这不是废话吗?她不愿意早就推开他了好不好?
喂,大哥,你要做就快点,这关键时候可等不了啊。
明姿画在心里哀嚎。
没想到陆擎之突然激动的看着她,俊脸上掩饰不住的兴奋:“你真的愿意做我的女朋友?”
什么?女朋友?
明姿画瞬间犹如被一盆冷水从头淋到脚,激情退却,她不得不从迷离的*中回到现实。
“我什么时候答应你了?我一直强调我们只是炮友,我喜欢的是你的身体,你没明白吗?”明姿画翻了个白眼,一副不可理喻的样子。
陆擎之深暗的眼眸紧紧地盯着她,俊脸一瞬间变得很难看,眉头紧锁着,仿佛有一团驱之不散的阴霾,心情也倏尔被这种阴沉沉的感觉覆盖。
“*!”他怒斥一声,黑色的眼瞳骤然骇人地收缩凝聚到一起,那一刻陆擎之整个人仿佛处于了凌乱而浑身充满了戾气的状态,周身散发出生人勿近的危险气息。
明姿画靠在背后的瓷砖上,难以理解他此时的状态,也不敢再轻易的惹怒他。
她从未见过这般生气的陆擎之!更不明白自己说了什么惹怒了他?!
她不愿意做他女朋友,但愿意交付身体,做他的炮友。他作为男人,难道不希望这样?好像占便宜的人是他吧?他有什么好生气的?
她所认识的有钱有地位的男人,无一例外都是身边美女如云,像司绝琛、费明德,她老爹,包括费思爵,哪一个不美女环绕,左拥右抱,逢场作戏,但又不想负责。
她若是答应做他的女朋友,才是破坏了规矩吧,毕竟像他们这样的男人,从来就不需要什么真感情,他们只需要刺激的激情亦或是偷情而已。
他们做炮友,维系着身体的关系,互相没有负担,又不需要对彼此承担责任,有什么不好的?何必非要上升到男女朋友交往的层面,那么复杂呢?

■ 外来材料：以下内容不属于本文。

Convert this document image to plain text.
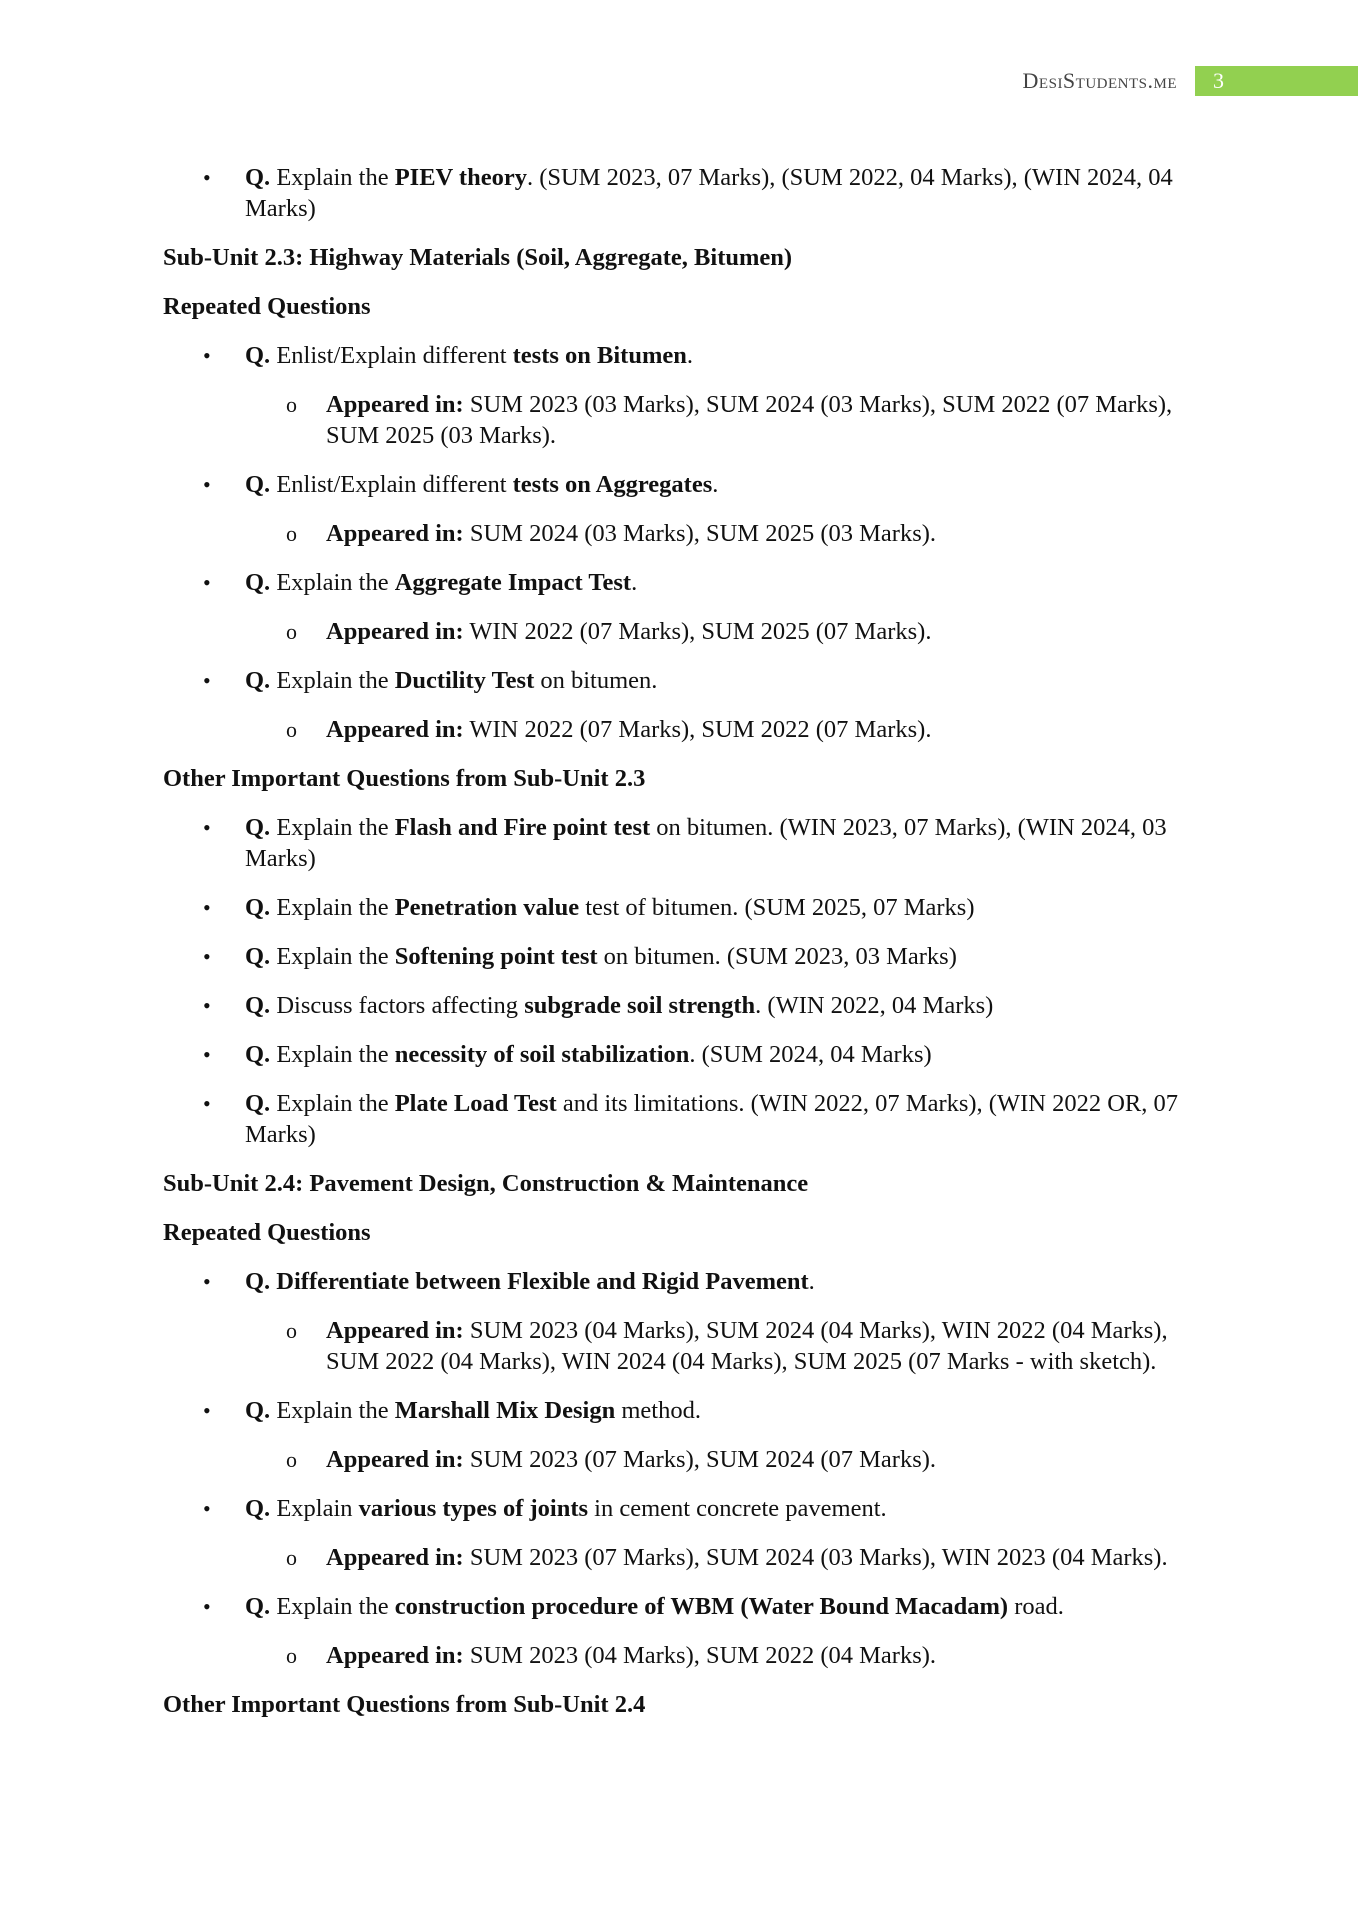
DesiStudents.me	3
• Q. Explain the PIEV theory. (SUM 2023, 07 Marks), (SUM 2022, 04 Marks), (WIN 2024, 04 Marks)
Sub-Unit 2.3: Highway Materials (Soil, Aggregate, Bitumen)
Repeated Questions
• Q. Enlist/Explain different tests on Bitumen.
o Appeared in: SUM 2023 (03 Marks), SUM 2024 (03 Marks), SUM 2022 (07 Marks), SUM 2025 (03 Marks).
• Q. Enlist/Explain different tests on Aggregates.
o Appeared in: SUM 2024 (03 Marks), SUM 2025 (03 Marks).
• Q. Explain the Aggregate Impact Test.
o Appeared in: WIN 2022 (07 Marks), SUM 2025 (07 Marks).
• Q. Explain the Ductility Test on bitumen.
o Appeared in: WIN 2022 (07 Marks), SUM 2022 (07 Marks).
Other Important Questions from Sub-Unit 2.3
• Q. Explain the Flash and Fire point test on bitumen. (WIN 2023, 07 Marks), (WIN 2024, 03 Marks)
• Q. Explain the Penetration value test of bitumen. (SUM 2025, 07 Marks)
• Q. Explain the Softening point test on bitumen. (SUM 2023, 03 Marks)
• Q. Discuss factors affecting subgrade soil strength. (WIN 2022, 04 Marks)
• Q. Explain the necessity of soil stabilization. (SUM 2024, 04 Marks)
• Q. Explain the Plate Load Test and its limitations. (WIN 2022, 07 Marks), (WIN 2022 OR, 07 Marks)
Sub-Unit 2.4: Pavement Design, Construction & Maintenance
Repeated Questions
• Q. Differentiate between Flexible and Rigid Pavement.
o Appeared in: SUM 2023 (04 Marks), SUM 2024 (04 Marks), WIN 2022 (04 Marks), SUM 2022 (04 Marks), WIN 2024 (04 Marks), SUM 2025 (07 Marks - with sketch).
• Q. Explain the Marshall Mix Design method.
o Appeared in: SUM 2023 (07 Marks), SUM 2024 (07 Marks).
• Q. Explain various types of joints in cement concrete pavement.
o Appeared in: SUM 2023 (07 Marks), SUM 2024 (03 Marks), WIN 2023 (04 Marks).
• Q. Explain the construction procedure of WBM (Water Bound Macadam) road.
o Appeared in: SUM 2023 (04 Marks), SUM 2022 (04 Marks).
Other Important Questions from Sub-Unit 2.4
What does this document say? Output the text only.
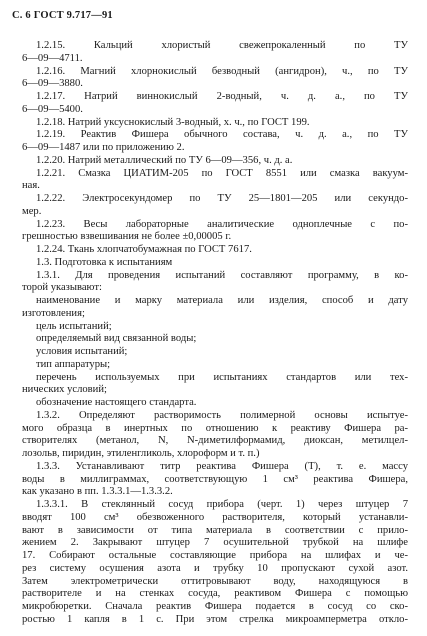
С. 6 ГОСТ 9.717—91
1.2.15. Кальций хлористый свежепрокаленный по ТУ
6—09—4711.
1.2.16. Магний хлорнокислый безводный (ангидрон), ч., по ТУ
6—09—3880.
1.2.17. Натрий виннокислый 2-водный, ч. д. а., по ТУ
6—09—5400.
1.2.18. Натрий уксуснокислый 3-водный, х. ч., по ГОСТ 199.
1.2.19. Реактив Фишера обычного состава, ч. д. а., по ТУ
6—09—1487 или по приложению 2.
1.2.20. Натрий металлический по ТУ 6—09—356, ч. д. а.
1.2.21. Смазка ЦИАТИМ-205 по ГОСТ 8551 или смазка вакуум-
ная.
1.2.22. Электросекундомер по ТУ 25—1801—205 или секундо-
мер.
1.2.23. Весы лабораторные аналитические одноплечные с по-
грешностью взвешивания не более ±0,00005 г.
1.2.24. Ткань хлопчатобумажная по ГОСТ 7617.
1.3. Подготовка к испытаниям
1.3.1. Для проведения испытаний составляют программу, в ко-
торой указывают:
наименование и марку материала или изделия, способ и дату
изготовления;
цель испытаний;
определяемый вид связанной воды;
условия испытаний;
тип аппаратуры;
перечень используемых при испытаниях стандартов или тех-
нических условий;
обозначение настоящего стандарта.
1.3.2. Определяют растворимость полимерной основы испытуе-
мого образца в инертных по отношению к реактиву Фишера ра-
створителях (метанол, N, N-диметилформамид, диоксан, метилцел-
лозольв, пиридин, этиленгликоль, хлороформ и т. п.)
1.3.3. Устанавливают титр реактива Фишера (Т), т. е. массу
воды в миллиграммах, соответствующую 1 см³ реактива Фишера,
как указано в пп. 1.3.3.1—1.3.3.2.
1.3.3.1. В стеклянный сосуд прибора (черт. 1) через штуцер 7
вводят 100 см³ обезвоженного растворителя, который устанавли-
вают в зависимости от типа материала в соответствии с прило-
жением 2. Закрывают штуцер 7 осушительной трубкой на шлифе
17. Собирают остальные составляющие прибора на шлифах и че-
рез систему осушения азота и трубку 10 пропускают сухой азот.
Затем электрометрически оттитровывают воду, находящуюся в
растворителе и на стенках сосуда, реактивом Фишера с помощью
микробюретки. Сначала реактив Фишера подается в сосуд со ско-
ростью 1 капля в 1 с. При этом стрелка микроамперметра откло-
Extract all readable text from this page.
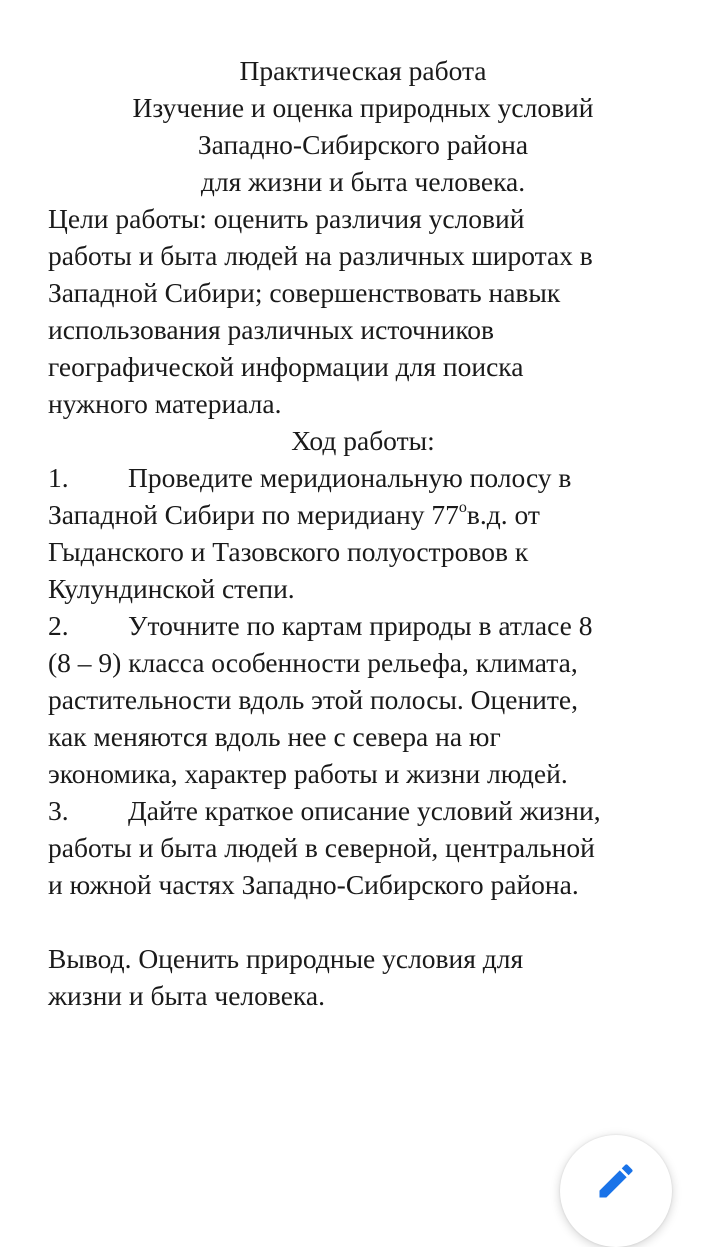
Практическая работа
Изучение и оценка природных условий
Западно-Сибирского района
для жизни и быта человека.
Цели работы: оценить различия условий
работы и быта людей на различных широтах в
Западной Сибири; совершенствовать навык
использования различных источников
географической информации для поиска
нужного материала.
Ход работы:
1. Проведите меридиональную полосу в
Западной Сибири по меридиану 77$^o$в.д. от
Гыданского и Тазовского полуостровов к
Кулундинской степи.
2. Уточните по картам природы в атласе 8
(8 – 9) класса особенности рельефа, климата,
растительности вдоль этой полосы. Оцените,
как меняются вдоль нее с севера на юг
экономика, характер работы и жизни людей.
3. Дайте краткое описание условий жизни,
работы и быта людей в северной, центральной
и южной частях Западно-Сибирского района.
Вывод. Оценить природные условия для
жизни и быта человека.
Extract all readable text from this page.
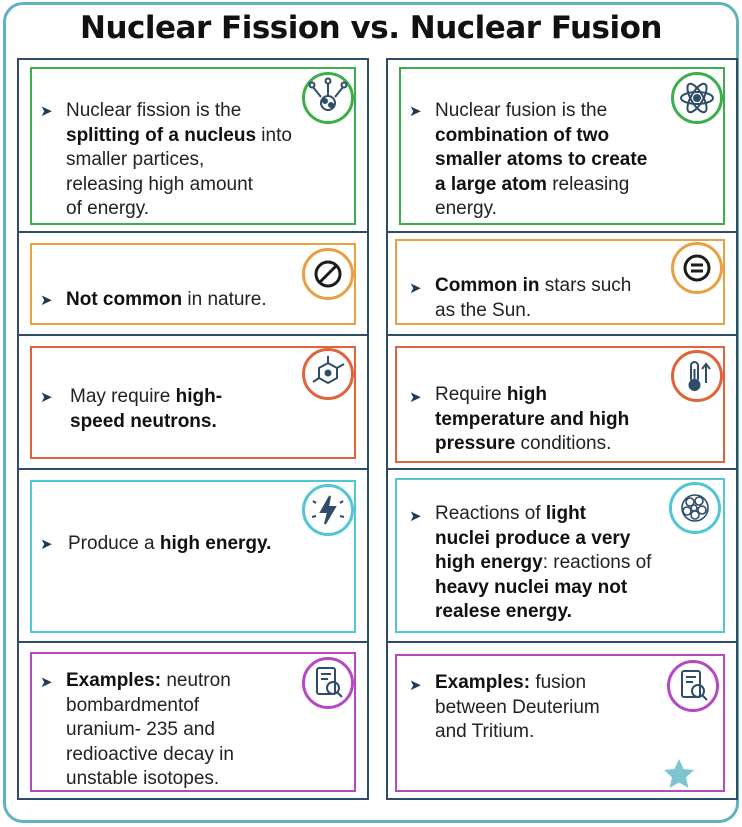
Nuclear Fission vs. Nuclear Fusion
➤ Nuclear fission is the
splitting of a nucleus into
smaller partices,
releasing high amount
of energy.
➤ Not common in nature.
➤ May require high-
speed neutrons.
➤ Produce a high energy.
➤ Examples: neutron
bombardmentof
uranium- 235 and
redioactive decay in
unstable isotopes.
➤ Nuclear fusion is the
combination of two
smaller atoms to create
a large atom releasing
energy.
➤ Common in stars such
as the Sun.
➤ Require high
temperature and high
pressure conditions.
➤ Reactions of light
nuclei produce a very
high energy: reactions of
heavy nuclei may not
realese energy.
➤ Examples: fusion
between Deuterium
and Tritium.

“明姿画,你真是个没心没肺,没有良心的女人!可我陆擎之也就对你上了心!”陆擎之居高临下地俯瞰她,双眼通红怒气铮铮,顿然沉入谷底,迸裂出了犀利晦暗的阴沉光泽。
明姿画睁大了眼睛,看着他咬牙切齿,一副恨不得将她大卸八块的模样,她心里顿时有些后怕,担心她这样明白的拒绝他,他一怒之下会不会将她暴打一顿。
结果他只是一记重拳,狠狠地砸在了她身后的墙上。
墙上的瓷砖瞬间龟裂,他的拳头上飞溅出血迹,顺着雪白的瓷砖流下来。
明姿画目瞪口呆的看着这一幕,脑子里一瞬间的空白。
浴室里升腾的雾气在眼前环绕,她好半响才回过神来。
“陆总,你不要这样!”明姿画伸手过去拉他,见不得他这样子伤害自己,想要看看他的手需不需要包扎。
在她的印象里,陆擎之是个理智冷静的男人,没有想到他突然会如此的极端。
“不要碰我!”陆擎之生气地拂开了她,眼神是晦涩如深的复杂,轮廓分明的五官遍布萧条挫败之色,自身体深处爆出野兽般受伤的气息。
明姿画不知所措的站在那里,整个人都凌乱了。
她看着陆擎之踉跄的离开浴室,徒留她一堵落寞的背影,双脚却像是生了根一样,没有去追他。
看到那墙上斑驳的血迹,她的心抽搐了一下,该是伤的多深,才会留下这样血迹。
他说她没心没肺,是个没有良心的女人!
或许他是对的,她的心早就被狗吃了。
面对陆擎之这样完美的男人,竟然也丝毫动摇不了她的心。
或许她这辈子注定单身吧,她这样的女人是没办法让自己定下心来好好地和一个男人相处一生一世的。
她不是对男人没信心,而是对自己没信心,怕自己一旦厌倦了以后会更加绝情。